Kay and John P. McEnroe, Dick Scheer, Sony Ericsson WTA Tour CEO Larry Scott and Donald Van Blake were honored at the 21st anniversary of the Eastern Tennis Hall of Fame on Friday evening, April 18, in New York City. The annual dinner and induction ceremony is a benefit for Eastern’s Junior Tennis Foundation, which awards grants to community tennis associations and provides scholarship programs for young players throughout New York State, Northern New Jersey and Southern Connecticut.
Dick Scheer's Hall of Fame profile by Nancy Gill McShea is published, with the permission of Eastern's Junior Tennis Foundation, here:
Only a gifted athlete would fit the profile of a well known tennis volunteer who for over 40 years has established a reputation as a diehard on the court, and only after he headlined as a major star in both football and baseball in an earlier life.
Dick Scheer certainly fits that profile. He served as Eastern’s president in 1984-85 and was honored as the section’s Man of the Year in 1993. He started playing tennis at age 33, when his career as a Manhattan attorney took precedence. He has since earned top-ten Eastern rankings in three age divisions and played for several men’s teams. In the 1940s, however, Dick was heralded as a running back at Erasmus Hall High School in Brooklyn, and in the early 1950s he was a star center fielder and captain of the baseball team at Harvard University.
"Dick is a great competitor," his friend and long-time doubles partner Harry Keely said recently. "He is a winner. He is what we call a ‘tough out.’ He will fight to the end."
Accolades for Dick extend beyond the athletic fields. He has been highly regarded as a volunteer administrator during and after the years he was president and was appointed to serve as a member of and/or chair more than ten USTA and Eastern committees and boards. He was also selected to captain two USTA teams that competed on the international ITF circuit — the men’s 60 Von Cramm team and the men’s 50 Fred Perry Cup team, which won the 2001 world championship in Austria.

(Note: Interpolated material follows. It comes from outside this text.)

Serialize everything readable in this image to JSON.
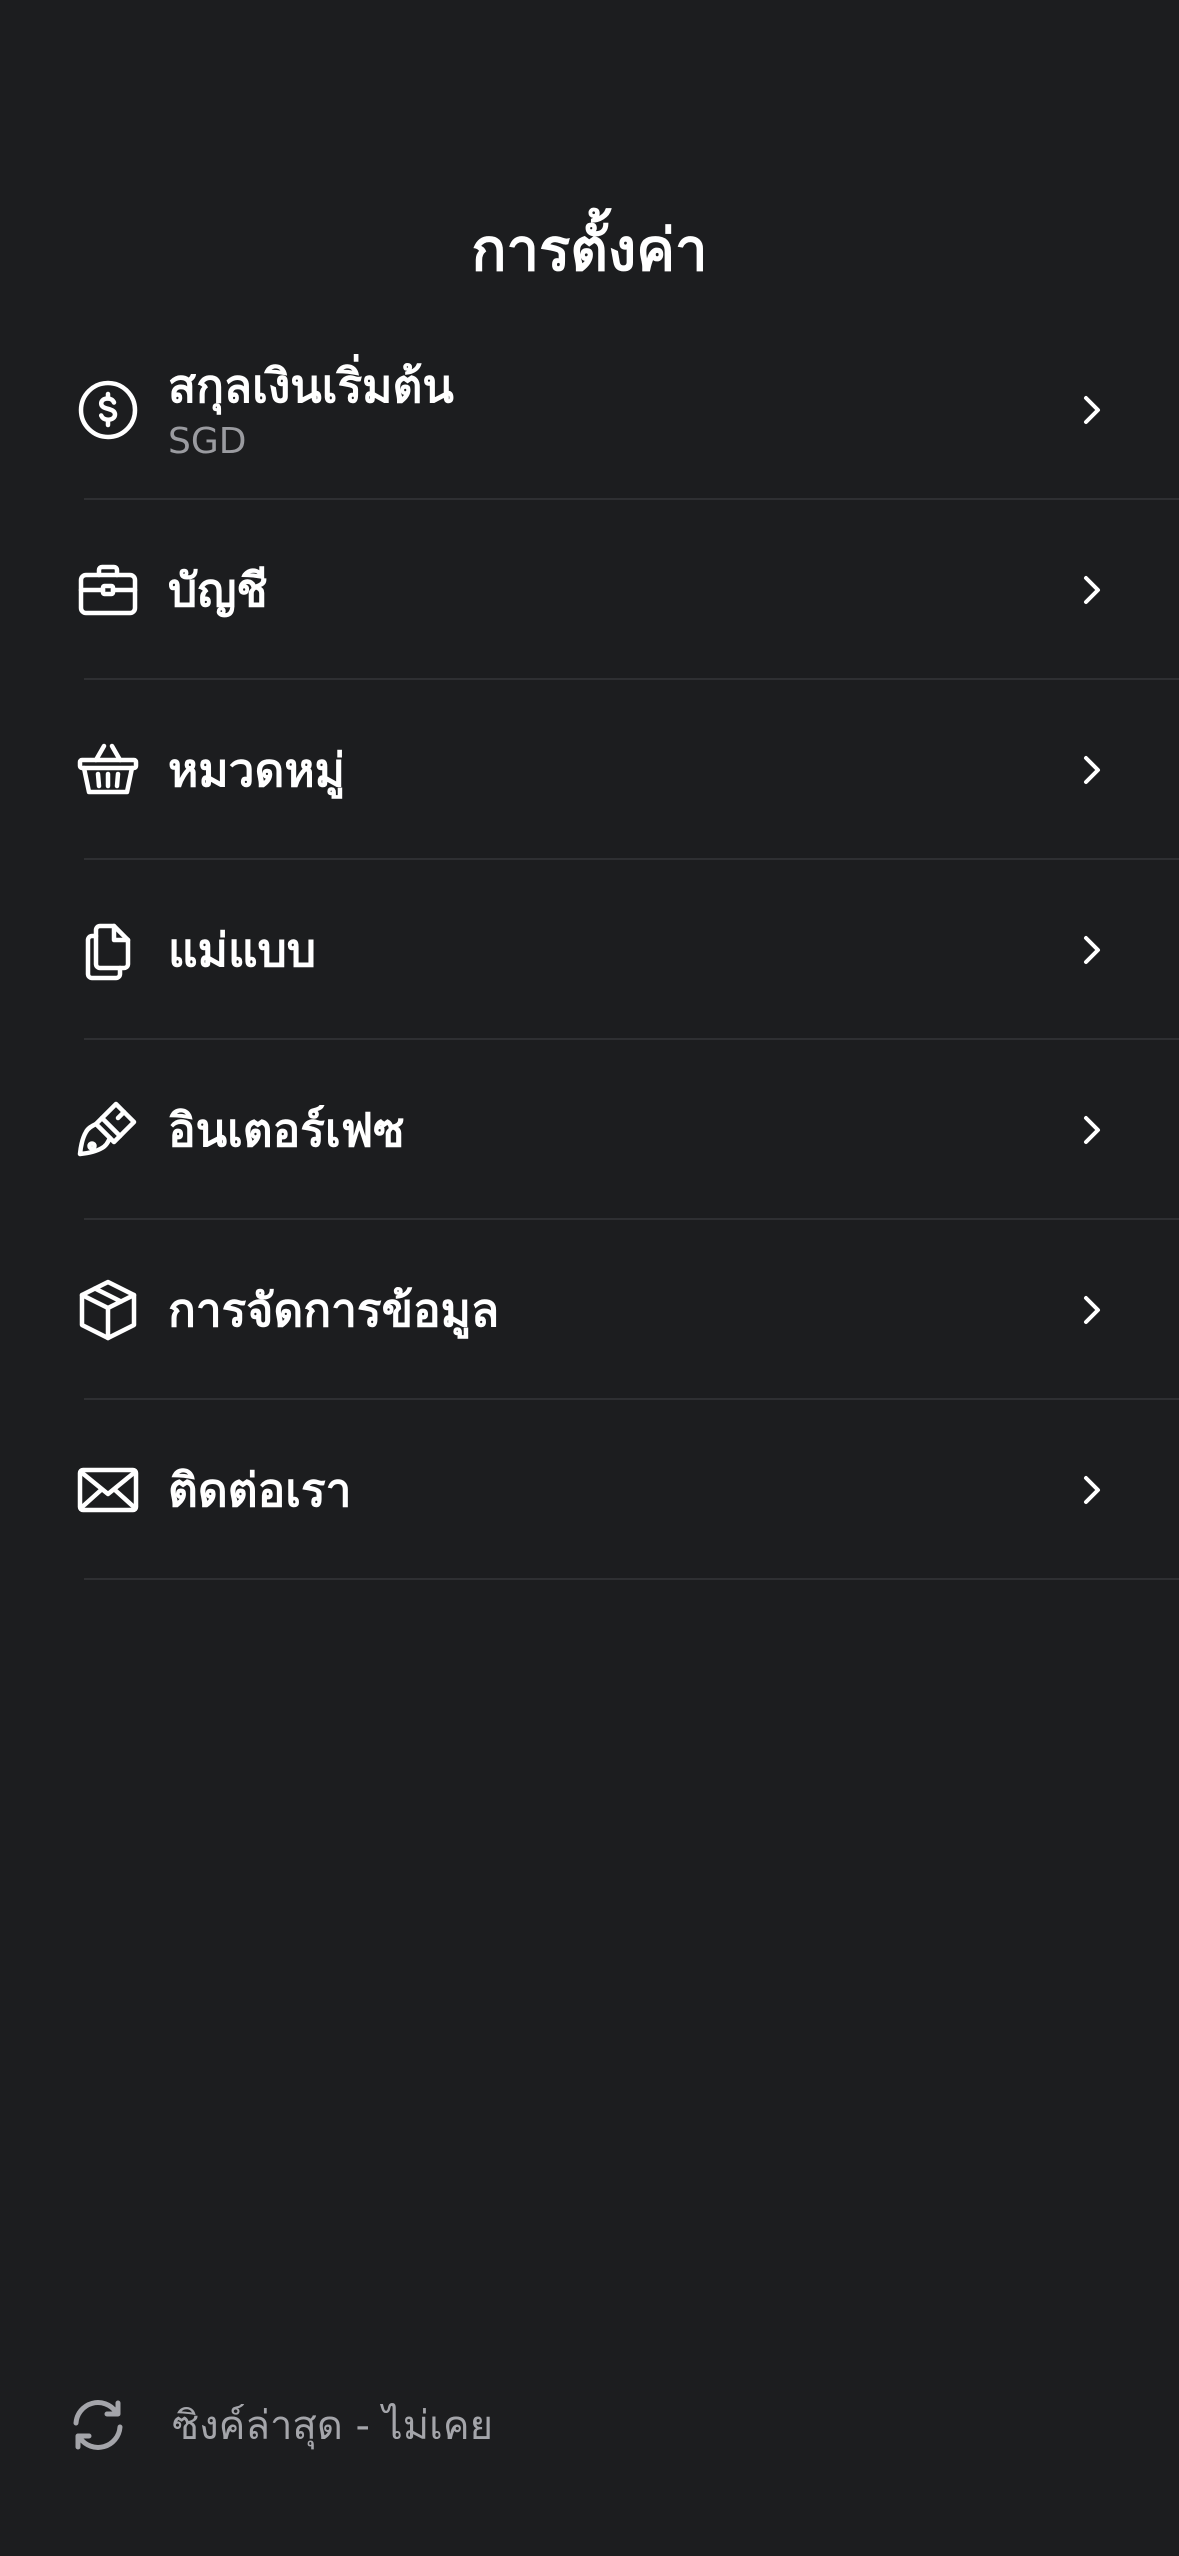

He became actively involved in Eastern affairs, he said, "to give back to tennis what the game has given to me…It’s been great fun." During his Eastern presidency, he predicted a strong future for key programs and initiatives that were rapidly gaining steam – USTA/Volvo League team tennis for adults, now the highly successful USTA League Tennis program; sectional sponsorship (he was involved in the Head-sponsored Eastern men’s grand prix); the early dawn of computer rankings; and the schools program. He believed that promoting tennis in the schools was a natural venue since its pilot program in New York City, under the direction of Skip Hartman, had introduced thousands of children to the game in the East.
Dick still serves on both the Eastern and Junior Tennis Foundation Boards of Directors. He has also chaired the Hall of Fame Selection Committee (1991) and the Charter and By-Laws Committee (1990-2003) and has served on six USTA committees — Grievance, chairman (6 years); Governance (long-range planning, 6 years), Executive, Nominating, Budget and Finance and Constitution and Rules.
But his athletic life before tennis still looms clearly in his personal history. When he was a star running back at Erasmus Hall, his outstanding play earned him lots of press in Brooklyn newspapers and he was recruited by the University of Tennessee, the country’s No. 1 football team in 1949. He also received offers from Cornell, Penn, Lehigh and City College, and then, like magic, transformed himself into the featured center fielder and captain of the baseball team at Harvard University.
Why Harvard? Dick’s dad, Max, had said to his son, "Get into Harvard and I’ll pay!" And why center field? He grew up in the 1940s and early ‘50s when the rivalries of the Brooklyn Dodgers, New York Giants and New York Yankees captured the imagination of sports fans. Friends and strangers waged raging debates — on street corners, in school classrooms, in offices and saloons or at the ball park — to determine which center fielder was the best: Willie Mays, Mickey Mantle or Duke Snider, who was Dick’s hero. Not only that, his high school football team won three or four games in Ebbets Field, home of the Dodgers before they fled to Los Angeles. "There would be 15,000 kids cheering in the stands," Dick recalls now. "It was a nice, colorful, screaming event."
After his freshman year at Harvard, the Dodgers and the Brooklyn Eagle newspaper sponsored a team they called "Brooklyn against the world!" Dick said that any kid under 19 who could stand was eligible to try out for a position. Thousands showed up for the audition and he was one of five outfielders who made it.